Disclaimer : Magnificent Century Kösem est l'oeuvre de Yılmaz Şahin .

Résumé : Ou comment malgré tout, Mehmed et Osman peuvent, ou non, être des frères dans la douleur. [Magnificent Century : Kösem]

Note de l'auteur : Ce recueil répond au challenge du Febuwhump 2024, ma première tentative du genre.

Liste des dettes du Discord « Défis Galactiques » : 50 nuances de fandom méconnu (44/50) + Osman II + Drabble 987 : Osman & Mehmed + Cancer : Osman & Mehmed + Prénom 202 : Osman + Roulette Surprise 1 : Magnificent Century : Kosëm – Mehmed + Personnage historique du 16/12/20222 au 23/12/2022 : Osman II dit Genç Osman + fusion 7

Je, Tu, nous

Arme humaine

Ils ont brisé son esprit. Osman avait dit un jour que la pire des trahisons, c'était de manipuler quelqu'un, de lui faire faire des choses qu'il n'aurait jamais voulu faire de lui-même, qu'il n'aurait jamais imaginé faire de lui-même. Et là, oui, Halime, Dilruba, Davud, ils l'ont trahi.

Alors que les deux derniers sont leur oncle par mariage et tante.

Osman a réussi à les faire fuir, leurs frères et lui, avant qu'Halime ne trahisse Kösem. Dès lors, ils ont trouvé refuge avec leur mère quelque part, cachés, le temps qu'elle trouve comment réparer son erreur et surtout comment sauver Osman qui s'est retrouvé coincé à Topkapi. Les gardes, les serviteurs, lesquels ont essayé, à leur niveau, d'adoucir la captivité de l'adolescent, le confirment tous : le jeune prince a été torturé tous les jours par ses bourreaux. Physiquement, mentalement et comme le mental ne cassait pas, ils ont été jusqu'à souiller son intimité. C'est au bout de deux mois et demi que son esprit a commencé à craquer.

Ils sont de retour au palais, prêts à reprendre le trône.

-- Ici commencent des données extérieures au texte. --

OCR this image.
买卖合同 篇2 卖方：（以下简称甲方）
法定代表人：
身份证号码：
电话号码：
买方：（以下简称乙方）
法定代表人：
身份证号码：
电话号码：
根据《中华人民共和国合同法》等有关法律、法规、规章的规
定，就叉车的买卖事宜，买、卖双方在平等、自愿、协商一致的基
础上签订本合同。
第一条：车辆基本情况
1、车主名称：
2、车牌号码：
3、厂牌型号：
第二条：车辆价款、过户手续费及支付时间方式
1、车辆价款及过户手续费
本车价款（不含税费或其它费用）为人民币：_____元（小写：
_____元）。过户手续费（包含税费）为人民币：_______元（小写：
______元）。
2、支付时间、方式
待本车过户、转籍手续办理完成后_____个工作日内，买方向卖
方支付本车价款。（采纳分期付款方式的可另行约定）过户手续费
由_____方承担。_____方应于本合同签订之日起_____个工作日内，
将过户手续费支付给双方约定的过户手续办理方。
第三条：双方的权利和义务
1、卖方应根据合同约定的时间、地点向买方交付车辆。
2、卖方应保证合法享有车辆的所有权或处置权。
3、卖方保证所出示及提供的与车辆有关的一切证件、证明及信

Et aux côtés de Mustafa, Osman se tient, les yeux vides, terriblement vides, émacié, l'ombre de lui-même... et surtout, une arme à la main, prêt à fondre sur eux pour les éliminer alors que l'idée même de les voir mourir l'aurait horrifié jadis. La sultane mère trouve ça terriblement ironique : lui qui avait tempêté et déclaré qu'il était l'héritier légitime, voilà qu'il protège son oncle et est à ses pieds comme le chien qu'il est. Le chien né d'une chienne qui a eu le bon goût de vite mourir d'un coup de poignard entre les omoplates, une chienne débile et stupide.

Leur oncle Mustafa hésite à donner l'ordre. Il ne veut pas verser le sang d'Ahmed.

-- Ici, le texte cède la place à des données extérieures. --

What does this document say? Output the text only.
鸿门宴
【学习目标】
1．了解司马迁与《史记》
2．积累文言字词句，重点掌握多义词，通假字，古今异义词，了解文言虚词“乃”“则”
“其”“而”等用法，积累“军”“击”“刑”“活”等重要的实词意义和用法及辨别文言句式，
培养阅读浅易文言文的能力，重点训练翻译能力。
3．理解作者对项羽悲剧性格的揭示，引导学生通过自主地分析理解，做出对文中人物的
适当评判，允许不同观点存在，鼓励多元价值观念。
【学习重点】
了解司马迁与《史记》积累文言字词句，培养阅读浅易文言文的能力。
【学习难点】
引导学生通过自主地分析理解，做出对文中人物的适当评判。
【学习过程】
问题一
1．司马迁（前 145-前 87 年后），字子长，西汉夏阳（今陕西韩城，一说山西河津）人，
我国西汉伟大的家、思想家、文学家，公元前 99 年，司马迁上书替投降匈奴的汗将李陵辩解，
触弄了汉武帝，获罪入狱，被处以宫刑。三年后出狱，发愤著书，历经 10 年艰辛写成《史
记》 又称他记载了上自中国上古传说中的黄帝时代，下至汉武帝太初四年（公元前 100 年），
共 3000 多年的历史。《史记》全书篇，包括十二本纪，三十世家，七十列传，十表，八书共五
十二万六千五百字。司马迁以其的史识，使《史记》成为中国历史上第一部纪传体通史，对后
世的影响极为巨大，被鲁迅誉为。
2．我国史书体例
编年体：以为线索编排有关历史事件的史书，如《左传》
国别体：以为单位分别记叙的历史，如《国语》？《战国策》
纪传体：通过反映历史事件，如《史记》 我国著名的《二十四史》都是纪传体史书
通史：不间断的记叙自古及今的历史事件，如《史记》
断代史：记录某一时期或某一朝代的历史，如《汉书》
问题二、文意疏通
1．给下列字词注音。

-Osman... Murmure Mehmed. C'est nous. Tu ne te souviens pas?

Sa mâchoire reste serrée.

-Tue-les! Ordonne Halime

Le sehzade se tourne vers elle.

-Je n'obéis qu'au sultan Mustafa. Dit-il d'une voix monotone

La femme ordonne à son fils de commander à son animal de tous les tuer. Sauf qu'il y a dans les yeux fous de son fils l'hésitation : ce sont les enfants de son frère et son frère ne l'a pas tué, lui. Mais alors qu'elle essaye de saisir son enfant par l'épaule pour le secouer, Osman s'interpose et la poignarde. S'il ne la tue pas, elle tombe à ses pieds, blessée et sanglante. Kösem se précipite aux côtés de son garçon, lequel reste impassible alors qu'elle l'enlace. Il ne la repousse pas mais il ne fait aucun geste.

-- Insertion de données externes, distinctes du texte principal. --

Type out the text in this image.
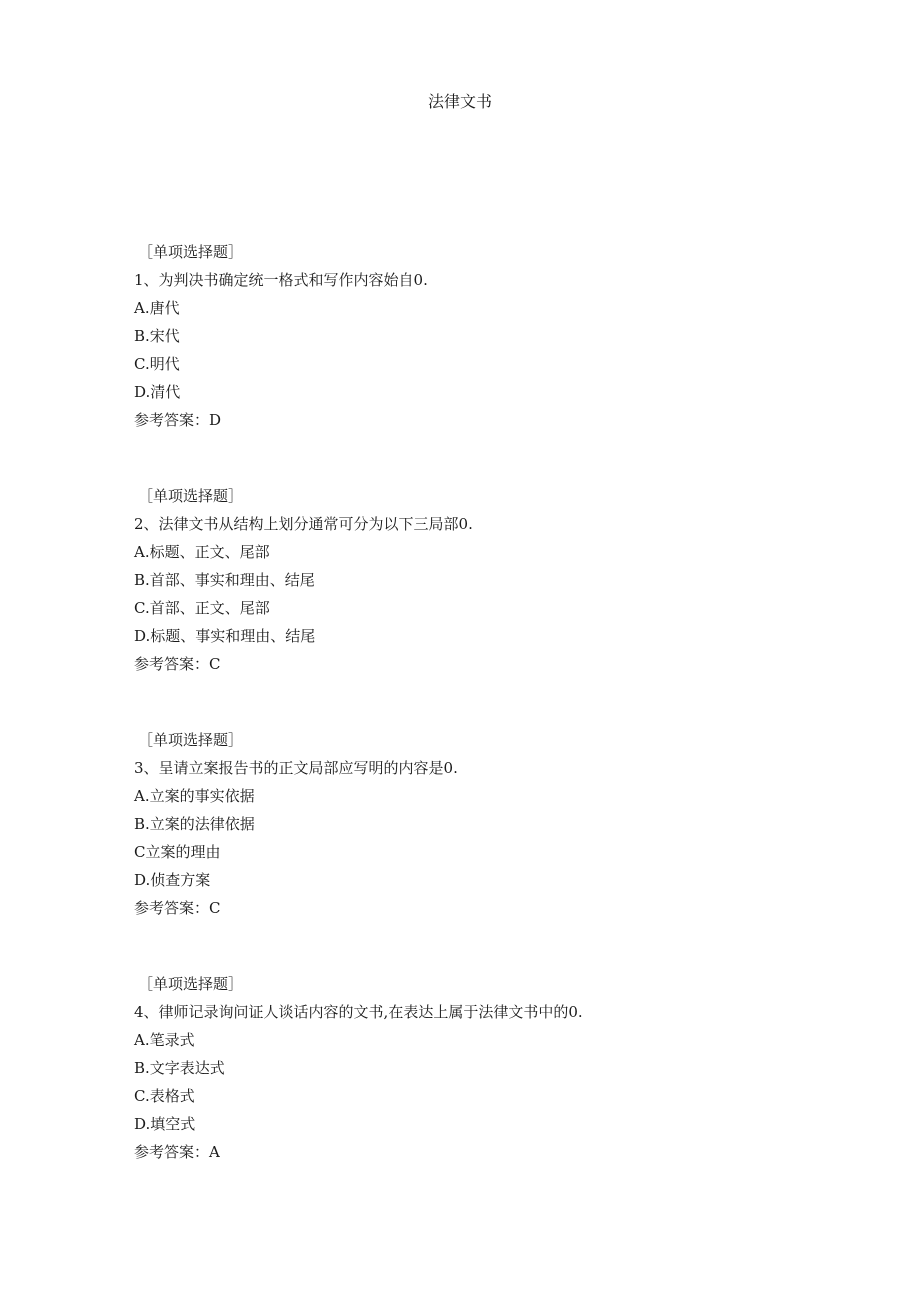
法律文书
［单项选择题］
1、为判决书确定统一格式和写作内容始自0.
A.唐代
B.宋代
C.明代
D.清代
参考答案：D
［单项选择题］
2、法律文书从结构上划分通常可分为以下三局部0.
A.标题、正文、尾部
B.首部、事实和理由、结尾
C.首部、正文、尾部
D.标题、事实和理由、结尾
参考答案：C
［单项选择题］
3、呈请立案报告书的正文局部应写明的内容是0.
A.立案的事实依据
B.立案的法律依据
C立案的理由
D.侦查方案
参考答案：C
［单项选择题］
4、律师记录询问证人谈话内容的文书,在表达上属于法律文书中的0.
A.笔录式
B.文字表达式
C.表格式
D.填空式
参考答案：A
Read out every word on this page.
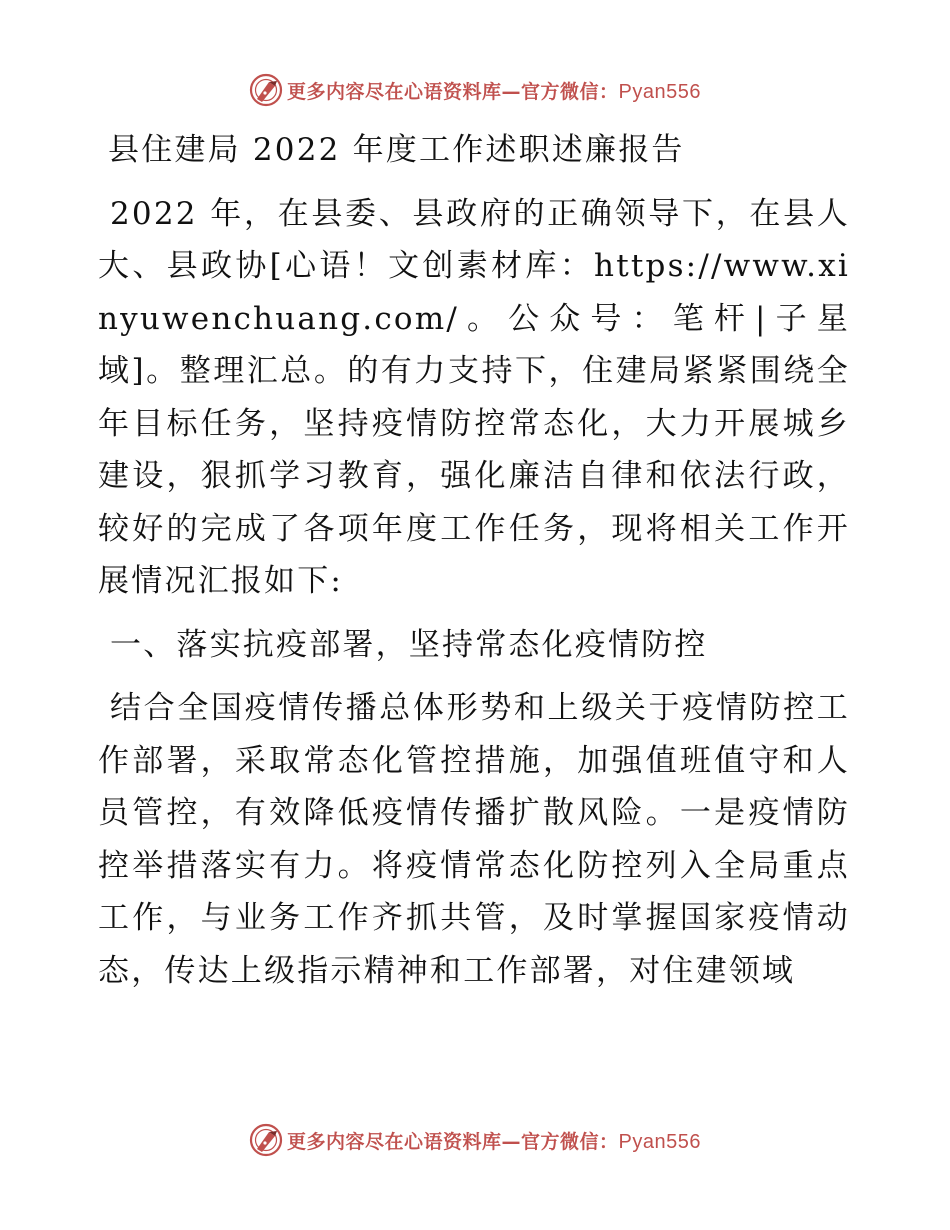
更多内容尽在心语资料库—官方微信：Pyan556

县住建局 2022 年度工作述职述廉报告

2022 年，在县委、县政府的正确领导下，在县人大、县政协[心语！文创素材库：https://www.xinyuwenchuang.com/。公众号：笔杆|子星域]。整理汇总。的有力支持下，住建局紧紧围绕全年目标任务，坚持疫情防控常态化，大力开展城乡建设，狠抓学习教育，强化廉洁自律和依法行政，较好的完成了各项年度工作任务，现将相关工作开展情况汇报如下:

一、落实抗疫部署，坚持常态化疫情防控

结合全国疫情传播总体形势和上级关于疫情防控工作部署，采取常态化管控措施，加强值班值守和人员管控，有效降低疫情传播扩散风险。一是疫情防控举措落实有力。将疫情常态化防控列入全局重点工作，与业务工作齐抓共管，及时掌握国家疫情动态，传达上级指示精神和工作部署，对住建领域

更多内容尽在心语资料库—官方微信：Pyan556
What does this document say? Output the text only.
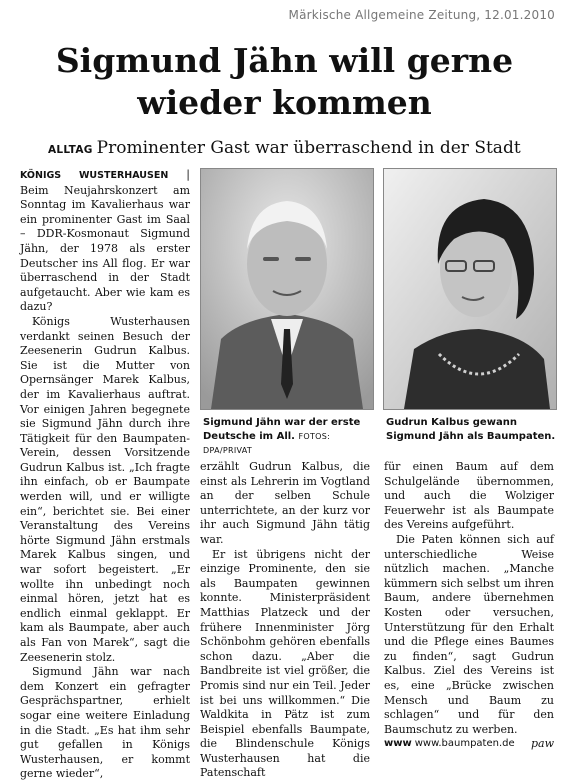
Märkische Allgemeine Zeitung, 12.01.2010
Sigmund Jähn will gerne
wieder kommen
ALLTAG Prominenter Gast war überraschend in der Stadt

KÖNIGS WUSTERHAUSEN | Beim Neujahrskonzert am Sonntag im Kavalierhaus war ein prominenter Gast im Saal – DDR-Kosmonaut Sigmund Jähn, der 1978 als erster Deutscher ins All flog. Er war überraschend in der Stadt aufgetaucht. Aber wie kam es dazu?

Königs Wusterhausen verdankt seinen Besuch der Zeesenerin Gudrun Kalbus. Sie ist die Mutter von Opernsänger Marek Kalbus, der im Kavalierhaus auftrat. Vor einigen Jahren begegnete sie Sigmund Jähn durch ihre Tätigkeit für den Baumpaten-Verein, dessen Vorsitzende Gudrun Kalbus ist. „Ich fragte ihn einfach, ob er Baumpate werden will, und er willigte ein“, berichtet sie. Bei einer Veranstaltung des Vereins hörte Sigmund Jähn erstmals Marek Kalbus singen, und war sofort begeistert. „Er wollte ihn unbedingt noch einmal hören, jetzt hat es endlich einmal geklappt. Er kam als Baumpate, aber auch als Fan von Marek“, sagt die Zeesenerin stolz.

Sigmund Jähn war nach dem Konzert ein gefragter Gesprächspartner, erhielt sogar eine weitere Einladung in die Stadt. „Es hat ihm sehr gut gefallen in Königs Wusterhausen, er kommt gerne wieder“,

Sigmund Jähn war der erste Deutsche im All. FOTOS: DPA/PRIVAT
Gudrun Kalbus gewann Sigmund Jähn als Baumpaten.

erzählt Gudrun Kalbus, die einst als Lehrerin im Vogtland an der selben Schule unterrichtete, an der kurz vor ihr auch Sigmund Jähn tätig war.

Er ist übrigens nicht der einzige Prominente, den sie als Baumpaten gewinnen konnte. Ministerpräsident Matthias Platzeck und der frühere Innenminister Jörg Schönbohm gehören ebenfalls schon dazu. „Aber die Bandbreite ist viel größer, die Promis sind nur ein Teil. Jeder ist bei uns willkommen.“ Die Waldkita in Pätz ist zum Beispiel ebenfalls Baumpate, die Blindenschule Königs Wusterhausen hat die Patenschaft

für einen Baum auf dem Schulgelände übernommen, und auch die Wolziger Feuerwehr ist als Baumpate des Vereins aufgeführt.

Die Paten können sich auf unterschiedliche Weise nützlich machen. „Manche kümmern sich selbst um ihren Baum, andere übernehmen Kosten oder versuchen, Unterstützung für den Erhalt und die Pflege eines Baumes zu finden“, sagt Gudrun Kalbus. Ziel des Vereins ist es, eine „Brücke zwischen Mensch und Baum zu schlagen“ und für den Baumschutz zu werben.

paw
www www.baumpaten.de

-Je n'ai pas voulu ça... Dit Mustafa. Je voulais qu'il me soit loyal, oui. Mais pas comme ça.

-Je te crois, Mustafa. Toi, ce n'est pas de ta faute.

Elle caresse la joue d'Osman.

-Tu t'es perdu mais nous allons te retrouver, mon chéri.

Mehmed n'en est pas certain.

Une partie d'Osman sera à tout jamais perdue : son innocence, sa joie. La Mort est peut-être le seul bonheur qui lui reste désormais.